A lone thief broke into a major Paris gallery and made off with a 120-million-dollar haul of modern masterpieces, including works by Matisse and Picasso, officials said yesterday. The thief sheared off a gate padlock and broke a window to get into the...

A lone thief broke into a major Paris gallery and made off with a 120-million-dollar haul of modern masterpieces, including works by Matisse and Picasso, officials said yesterday.

The thief sheared off a gate padlock and broke a window to get into the Musee d'Art Moderne and then disabled the alarm system to carry out the brazen night-time heist. The paintings were found to be missing just before the museum was to open.

The major tourist attraction, near the Eiffel Tower, was sealed off as police sought clues to who was behind the latest stunning robbery that raised new questions about museum security in the French capital.
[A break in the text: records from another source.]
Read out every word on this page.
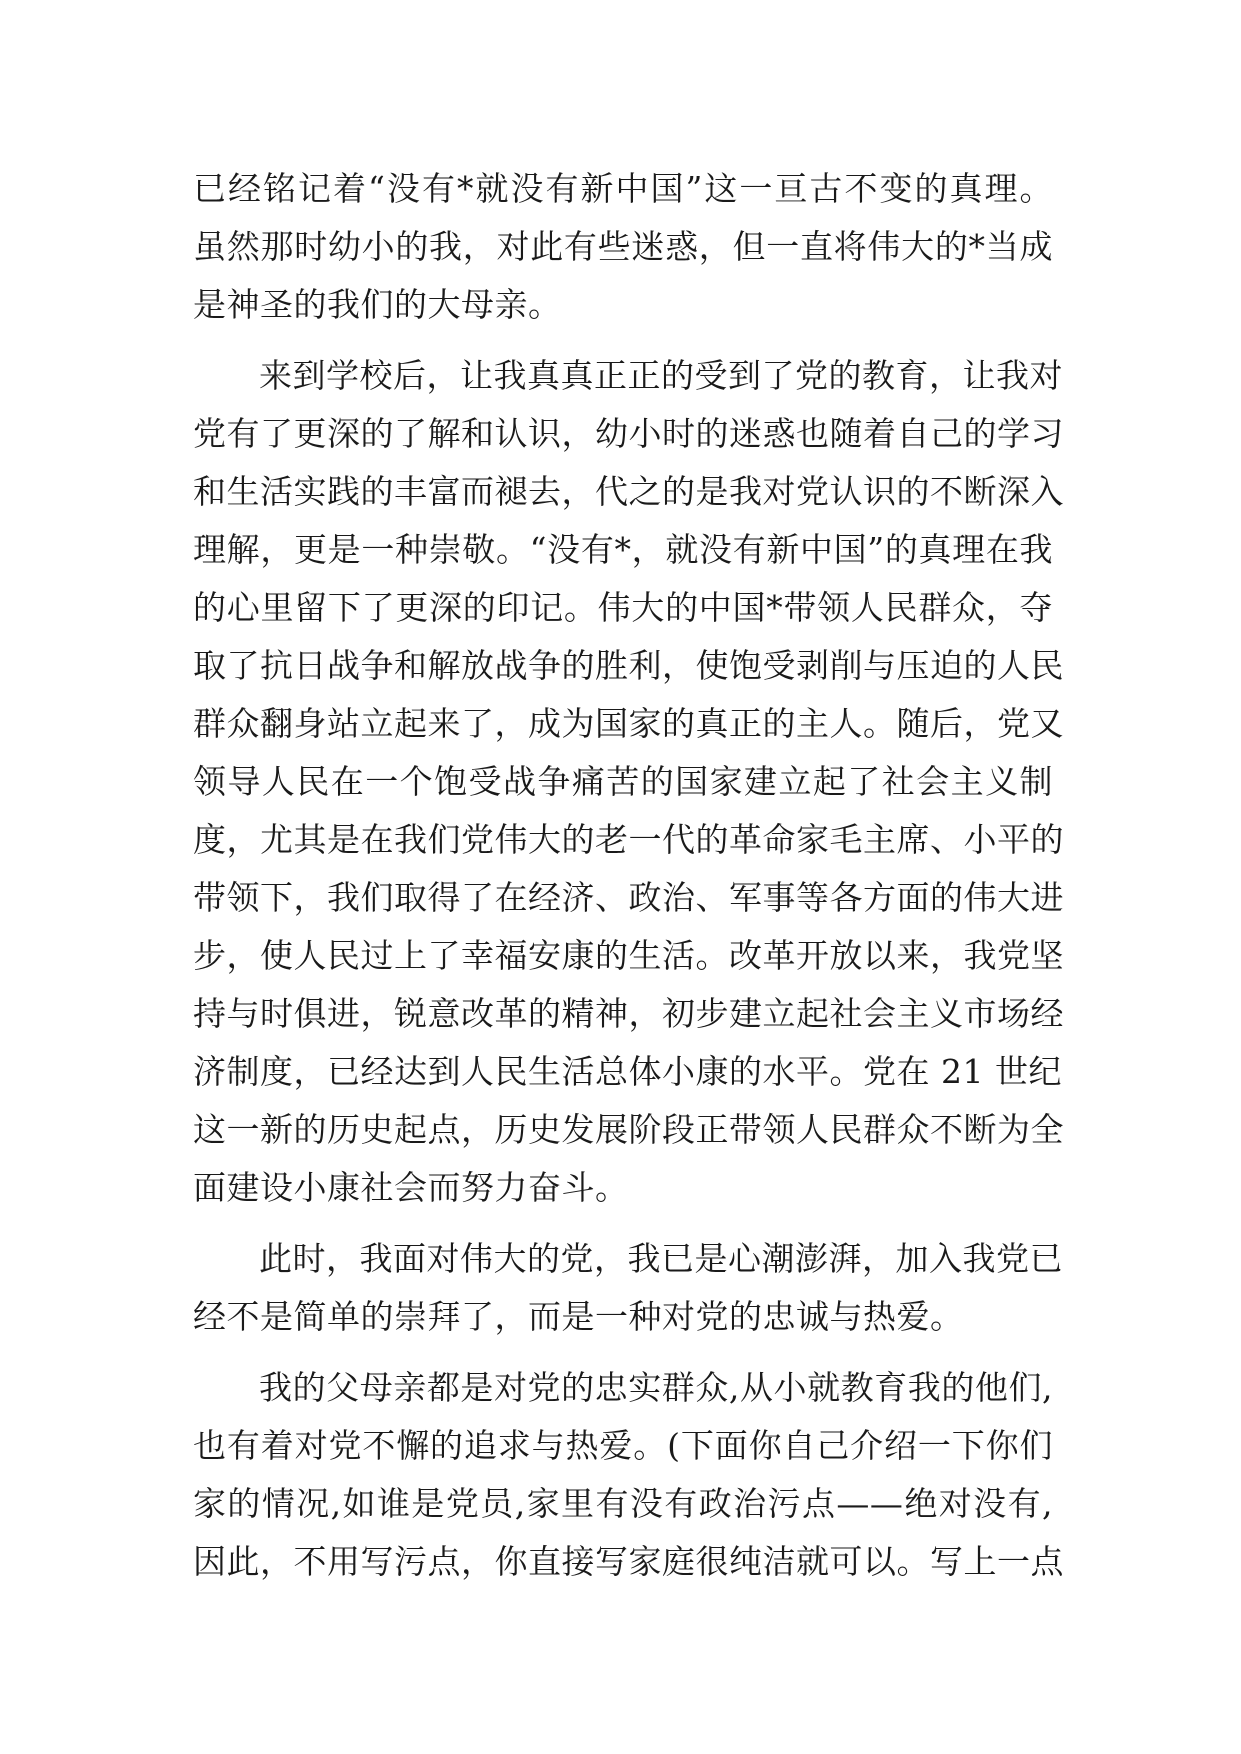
已经铭记着“没有*就没有新中国”这一亘古不变的真理。
虽然那时幼小的我，对此有些迷惑，但一直将伟大的*当成
是神圣的我们的大母亲。
来到学校后，让我真真正正的受到了党的教育，让我对
党有了更深的了解和认识，幼小时的迷惑也随着自己的学习
和生活实践的丰富而褪去，代之的是我对党认识的不断深入
理解，更是一种崇敬。“没有*，就没有新中国”的真理在我
的心里留下了更深的印记。伟大的中国*带领人民群众，夺
取了抗日战争和解放战争的胜利，使饱受剥削与压迫的人民
群众翻身站立起来了，成为国家的真正的主人。随后，党又
领导人民在一个饱受战争痛苦的国家建立起了社会主义制
度，尤其是在我们党伟大的老一代的革命家毛主席、小平的
带领下，我们取得了在经济、政治、军事等各方面的伟大进
步，使人民过上了幸福安康的生活。改革开放以来，我党坚
持与时俱进，锐意改革的精神，初步建立起社会主义市场经
济制度，已经达到人民生活总体小康的水平。党在 21 世纪
这一新的历史起点，历史发展阶段正带领人民群众不断为全
面建设小康社会而努力奋斗。
此时，我面对伟大的党，我已是心潮澎湃，加入我党已
经不是简单的崇拜了，而是一种对党的忠诚与热爱。
我的父母亲都是对党的忠实群众,从小就教育我的他们,
也有着对党不懈的追求与热爱。(下面你自己介绍一下你们
家的情况,如谁是党员,家里有没有政治污点——绝对没有,
因此，不用写污点，你直接写家庭很纯洁就可以。写上一点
"According to estimates by the management of the Musee d'Art Moderne, the value of the stolen canvases totals between €90 and €100 million," said a spokesman for Paris city hall, which operates the museum. Police and judicial sources had earlier said the haul was worth €500 million, but art experts said this was unlikely.

"The Picasso might be worth €40 to €50 million, the Braque 10 to 20," said Didier Rykner, editor of the specialist magazine The Art Tribune.

"But in any case, we're talking about a theoretical value, they don't have a market value, because you couldn't openly sell them. They're too well known."

Video surveillance cameras recorded only one person entering through a window. Police gave few other details of what happened, although the city spokesman said an alarm system had been over-ridden.

Besides the Henri Matisse and the Pablo Picasso, works by Georges Braque, Ferdinand Leger and Amedeo Modigliani were also plucked from the walls of the city-run museum, one of the most-visited in the French capital.

The stolen paintings included Picasso's cubist Dove with Green Peas, which the Spanish artist created in 1912, and his French contemporary Matisse's Pastoral from 1905.

The others were Braque's Olive Tree near Estaque, Modigliani's Woman with a Fan and Leger's Still Life with Candlestick.

Paris mayor Bertrand Delanoe expressed shock at the theft which he called "an intolerable attack on the universal cultural heritage in Paris."

The burglary is the biggest since four paintings by Cezanne, Degas, Van Gogh and Monet valued at more than €127 million were stolen from a Zurich museum in February 2008.

France has seen a growing number of art thefts in recent months.